What ever you do, don't overstate your fluency in absolute terms, especially if you're still very much a beginner - or else you may brand yourself as being dishonest and the first interview could be truly embarrassing.

In terms of general resume formatting, I've covered this topic in previous articles, however, a good reference web site I found recently is: http://www.links2work.on.ca/resumes.htm

Lastly, as a foreigner, do you need a Japanese resume? I don't think you need one when applying to a foreign firm, even if the HR Manager is Japanese - so long as there are some foreigners in senior positions (research this). If there are not, then the company you want to work for may be foreign in appearance only, and internally may be more Japanese than a Japanese company. You would be surprised at how many major foreign brands in Japan have no "foreignness" left in them.
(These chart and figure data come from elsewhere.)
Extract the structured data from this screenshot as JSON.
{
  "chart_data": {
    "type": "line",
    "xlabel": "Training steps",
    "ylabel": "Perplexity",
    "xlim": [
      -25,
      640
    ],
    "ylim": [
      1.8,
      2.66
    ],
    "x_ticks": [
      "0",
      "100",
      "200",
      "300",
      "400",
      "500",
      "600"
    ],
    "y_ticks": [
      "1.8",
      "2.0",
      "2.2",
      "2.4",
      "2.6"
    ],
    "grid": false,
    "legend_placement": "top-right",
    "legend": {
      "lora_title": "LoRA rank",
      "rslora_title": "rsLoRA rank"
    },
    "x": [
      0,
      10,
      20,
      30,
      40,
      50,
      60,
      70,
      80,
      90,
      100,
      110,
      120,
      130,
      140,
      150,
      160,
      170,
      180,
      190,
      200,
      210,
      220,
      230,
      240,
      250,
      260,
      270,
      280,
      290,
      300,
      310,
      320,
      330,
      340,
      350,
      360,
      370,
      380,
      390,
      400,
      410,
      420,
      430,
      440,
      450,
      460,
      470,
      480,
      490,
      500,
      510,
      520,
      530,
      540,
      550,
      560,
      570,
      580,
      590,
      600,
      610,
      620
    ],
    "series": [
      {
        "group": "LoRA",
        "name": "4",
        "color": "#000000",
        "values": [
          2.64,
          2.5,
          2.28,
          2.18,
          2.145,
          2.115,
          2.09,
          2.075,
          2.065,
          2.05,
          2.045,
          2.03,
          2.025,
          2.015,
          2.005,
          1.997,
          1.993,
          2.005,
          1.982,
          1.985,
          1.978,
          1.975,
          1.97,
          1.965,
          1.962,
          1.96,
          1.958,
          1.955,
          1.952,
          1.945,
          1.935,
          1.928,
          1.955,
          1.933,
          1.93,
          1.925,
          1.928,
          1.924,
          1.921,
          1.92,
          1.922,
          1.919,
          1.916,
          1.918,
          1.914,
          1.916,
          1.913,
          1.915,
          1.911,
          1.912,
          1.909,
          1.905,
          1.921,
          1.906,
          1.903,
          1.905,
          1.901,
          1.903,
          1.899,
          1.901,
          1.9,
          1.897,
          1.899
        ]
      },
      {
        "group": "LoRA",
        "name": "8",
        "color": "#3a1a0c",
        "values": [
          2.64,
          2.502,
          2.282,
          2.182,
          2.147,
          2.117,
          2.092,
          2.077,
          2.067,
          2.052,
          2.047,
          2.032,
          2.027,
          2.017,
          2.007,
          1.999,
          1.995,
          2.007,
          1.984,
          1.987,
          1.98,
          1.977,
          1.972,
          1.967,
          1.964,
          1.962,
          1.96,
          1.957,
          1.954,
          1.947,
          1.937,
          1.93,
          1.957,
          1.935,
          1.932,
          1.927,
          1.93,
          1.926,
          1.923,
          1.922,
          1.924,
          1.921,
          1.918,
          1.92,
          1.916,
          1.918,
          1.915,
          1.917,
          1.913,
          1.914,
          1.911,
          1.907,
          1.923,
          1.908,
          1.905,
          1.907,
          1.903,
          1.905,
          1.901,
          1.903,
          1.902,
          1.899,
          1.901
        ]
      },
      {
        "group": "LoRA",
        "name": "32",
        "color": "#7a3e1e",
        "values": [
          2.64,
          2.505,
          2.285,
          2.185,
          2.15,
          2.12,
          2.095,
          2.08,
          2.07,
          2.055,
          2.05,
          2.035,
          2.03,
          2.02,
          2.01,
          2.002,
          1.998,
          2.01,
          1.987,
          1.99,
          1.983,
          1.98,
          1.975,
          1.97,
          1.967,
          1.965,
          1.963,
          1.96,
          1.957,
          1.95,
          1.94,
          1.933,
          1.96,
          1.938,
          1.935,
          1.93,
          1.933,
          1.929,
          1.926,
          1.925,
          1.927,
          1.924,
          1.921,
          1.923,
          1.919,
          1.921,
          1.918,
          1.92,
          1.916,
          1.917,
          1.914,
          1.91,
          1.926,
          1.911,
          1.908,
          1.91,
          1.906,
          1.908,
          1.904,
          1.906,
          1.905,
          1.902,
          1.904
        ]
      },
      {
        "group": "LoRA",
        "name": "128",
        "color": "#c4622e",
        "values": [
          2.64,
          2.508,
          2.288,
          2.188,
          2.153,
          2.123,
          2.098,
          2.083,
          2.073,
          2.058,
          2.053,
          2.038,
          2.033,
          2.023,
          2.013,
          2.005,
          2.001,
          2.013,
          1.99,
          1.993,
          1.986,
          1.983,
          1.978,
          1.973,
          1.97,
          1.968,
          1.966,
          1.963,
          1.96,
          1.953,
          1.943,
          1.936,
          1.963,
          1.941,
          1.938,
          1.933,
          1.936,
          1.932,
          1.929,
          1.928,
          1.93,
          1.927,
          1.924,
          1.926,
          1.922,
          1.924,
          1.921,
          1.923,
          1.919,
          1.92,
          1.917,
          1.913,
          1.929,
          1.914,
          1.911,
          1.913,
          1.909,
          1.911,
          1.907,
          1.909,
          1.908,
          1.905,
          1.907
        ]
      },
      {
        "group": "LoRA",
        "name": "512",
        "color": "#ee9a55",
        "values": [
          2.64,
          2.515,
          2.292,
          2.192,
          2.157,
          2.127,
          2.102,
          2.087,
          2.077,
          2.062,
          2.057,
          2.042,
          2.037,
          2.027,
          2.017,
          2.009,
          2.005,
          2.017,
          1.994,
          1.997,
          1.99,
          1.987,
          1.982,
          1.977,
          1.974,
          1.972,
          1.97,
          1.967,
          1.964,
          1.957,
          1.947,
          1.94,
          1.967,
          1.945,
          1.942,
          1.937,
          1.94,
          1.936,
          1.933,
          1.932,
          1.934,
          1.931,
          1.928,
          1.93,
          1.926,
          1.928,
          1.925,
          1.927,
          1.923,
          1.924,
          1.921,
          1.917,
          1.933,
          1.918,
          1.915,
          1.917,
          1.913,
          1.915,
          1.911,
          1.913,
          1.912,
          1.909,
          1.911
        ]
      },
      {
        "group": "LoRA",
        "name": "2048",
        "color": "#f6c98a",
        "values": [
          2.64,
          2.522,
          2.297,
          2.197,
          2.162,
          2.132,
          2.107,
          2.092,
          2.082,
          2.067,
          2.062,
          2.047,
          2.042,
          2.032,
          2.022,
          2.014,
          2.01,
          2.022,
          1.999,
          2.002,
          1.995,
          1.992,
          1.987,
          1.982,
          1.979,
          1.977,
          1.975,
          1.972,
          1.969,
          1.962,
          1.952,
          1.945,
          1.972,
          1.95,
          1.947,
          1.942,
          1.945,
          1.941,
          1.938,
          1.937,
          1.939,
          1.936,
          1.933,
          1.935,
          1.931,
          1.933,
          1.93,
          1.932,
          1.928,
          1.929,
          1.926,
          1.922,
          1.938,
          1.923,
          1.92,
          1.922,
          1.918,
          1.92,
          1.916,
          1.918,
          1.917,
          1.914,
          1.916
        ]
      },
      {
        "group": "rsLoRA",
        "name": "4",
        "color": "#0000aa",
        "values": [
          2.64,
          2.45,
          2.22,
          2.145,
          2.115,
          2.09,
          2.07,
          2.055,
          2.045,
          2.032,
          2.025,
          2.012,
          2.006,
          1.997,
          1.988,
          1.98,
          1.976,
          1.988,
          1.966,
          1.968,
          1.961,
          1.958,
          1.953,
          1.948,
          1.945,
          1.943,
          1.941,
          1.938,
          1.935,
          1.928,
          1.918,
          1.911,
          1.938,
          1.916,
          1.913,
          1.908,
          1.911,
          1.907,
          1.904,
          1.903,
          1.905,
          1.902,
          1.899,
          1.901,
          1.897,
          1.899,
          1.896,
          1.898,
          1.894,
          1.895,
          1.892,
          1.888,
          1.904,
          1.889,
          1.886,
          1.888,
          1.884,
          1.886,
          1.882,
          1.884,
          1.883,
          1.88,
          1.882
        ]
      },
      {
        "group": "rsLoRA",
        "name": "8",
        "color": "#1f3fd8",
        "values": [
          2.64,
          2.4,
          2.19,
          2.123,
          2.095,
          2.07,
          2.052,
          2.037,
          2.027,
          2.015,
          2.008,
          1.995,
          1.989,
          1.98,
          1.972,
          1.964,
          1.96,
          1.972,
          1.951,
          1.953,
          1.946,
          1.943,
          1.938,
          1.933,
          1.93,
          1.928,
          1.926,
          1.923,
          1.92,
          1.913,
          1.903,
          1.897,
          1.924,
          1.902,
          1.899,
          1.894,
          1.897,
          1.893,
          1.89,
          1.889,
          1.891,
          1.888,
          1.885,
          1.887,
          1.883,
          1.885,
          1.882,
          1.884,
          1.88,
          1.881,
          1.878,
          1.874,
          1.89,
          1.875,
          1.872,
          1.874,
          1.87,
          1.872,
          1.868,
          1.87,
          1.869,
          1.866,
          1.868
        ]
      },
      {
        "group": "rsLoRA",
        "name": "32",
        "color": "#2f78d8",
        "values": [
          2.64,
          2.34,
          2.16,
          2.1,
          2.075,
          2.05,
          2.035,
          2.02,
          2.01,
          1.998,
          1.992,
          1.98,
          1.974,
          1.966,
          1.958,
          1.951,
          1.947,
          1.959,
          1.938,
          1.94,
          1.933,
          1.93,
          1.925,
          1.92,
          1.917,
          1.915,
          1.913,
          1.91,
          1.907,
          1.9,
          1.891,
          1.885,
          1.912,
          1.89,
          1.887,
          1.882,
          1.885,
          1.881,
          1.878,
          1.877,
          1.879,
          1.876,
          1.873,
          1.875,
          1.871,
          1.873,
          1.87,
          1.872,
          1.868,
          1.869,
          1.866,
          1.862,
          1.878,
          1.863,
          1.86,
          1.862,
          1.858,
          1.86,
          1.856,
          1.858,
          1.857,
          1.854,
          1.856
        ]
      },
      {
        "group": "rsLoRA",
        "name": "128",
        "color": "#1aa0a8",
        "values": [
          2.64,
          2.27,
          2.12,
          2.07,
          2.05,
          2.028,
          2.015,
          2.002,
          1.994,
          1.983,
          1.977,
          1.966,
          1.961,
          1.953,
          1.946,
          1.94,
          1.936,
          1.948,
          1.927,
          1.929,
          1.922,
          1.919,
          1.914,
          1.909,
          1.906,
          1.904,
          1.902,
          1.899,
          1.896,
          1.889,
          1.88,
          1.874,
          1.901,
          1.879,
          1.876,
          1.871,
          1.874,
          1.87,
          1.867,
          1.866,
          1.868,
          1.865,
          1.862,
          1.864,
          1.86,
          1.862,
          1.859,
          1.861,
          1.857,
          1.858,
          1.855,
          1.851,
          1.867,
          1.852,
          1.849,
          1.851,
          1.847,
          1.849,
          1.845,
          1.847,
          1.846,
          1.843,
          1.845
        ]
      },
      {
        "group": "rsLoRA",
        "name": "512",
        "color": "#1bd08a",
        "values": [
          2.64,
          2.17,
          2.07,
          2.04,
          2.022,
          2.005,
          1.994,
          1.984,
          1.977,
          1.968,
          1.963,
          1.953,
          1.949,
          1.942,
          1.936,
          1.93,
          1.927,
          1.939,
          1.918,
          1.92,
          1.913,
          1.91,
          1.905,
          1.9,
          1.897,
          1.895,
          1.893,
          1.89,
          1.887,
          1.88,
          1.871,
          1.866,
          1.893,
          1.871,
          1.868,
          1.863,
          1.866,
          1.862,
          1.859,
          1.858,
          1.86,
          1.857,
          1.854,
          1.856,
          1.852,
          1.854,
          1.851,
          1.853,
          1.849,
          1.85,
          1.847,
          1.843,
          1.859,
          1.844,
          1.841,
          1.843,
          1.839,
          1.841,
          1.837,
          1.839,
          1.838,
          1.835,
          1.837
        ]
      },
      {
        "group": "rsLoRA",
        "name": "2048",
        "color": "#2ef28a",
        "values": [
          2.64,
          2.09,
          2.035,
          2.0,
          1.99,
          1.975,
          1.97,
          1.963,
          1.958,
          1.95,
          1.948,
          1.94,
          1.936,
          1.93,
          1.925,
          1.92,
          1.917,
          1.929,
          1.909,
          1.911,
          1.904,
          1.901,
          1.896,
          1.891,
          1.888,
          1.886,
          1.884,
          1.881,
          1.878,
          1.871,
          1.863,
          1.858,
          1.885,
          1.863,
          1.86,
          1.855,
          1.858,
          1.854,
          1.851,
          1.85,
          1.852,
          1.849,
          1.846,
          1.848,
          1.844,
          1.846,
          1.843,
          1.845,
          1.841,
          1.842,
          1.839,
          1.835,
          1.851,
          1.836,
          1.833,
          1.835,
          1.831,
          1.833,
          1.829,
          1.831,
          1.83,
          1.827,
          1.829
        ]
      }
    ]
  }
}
As a Japanese applying to a foreign firm, you MUST prepare two resumes, one in English and one in Japanese. Although there are still HR Managers who want to see hand-written traditional resumes, try providing your Japanese resume electronically first. This will save you having to write out multiple applications, and also, if you have just returned to Japan from a long absence, it will save you from revealing the true state of your Kanji abilities, which may have atrophied a bit.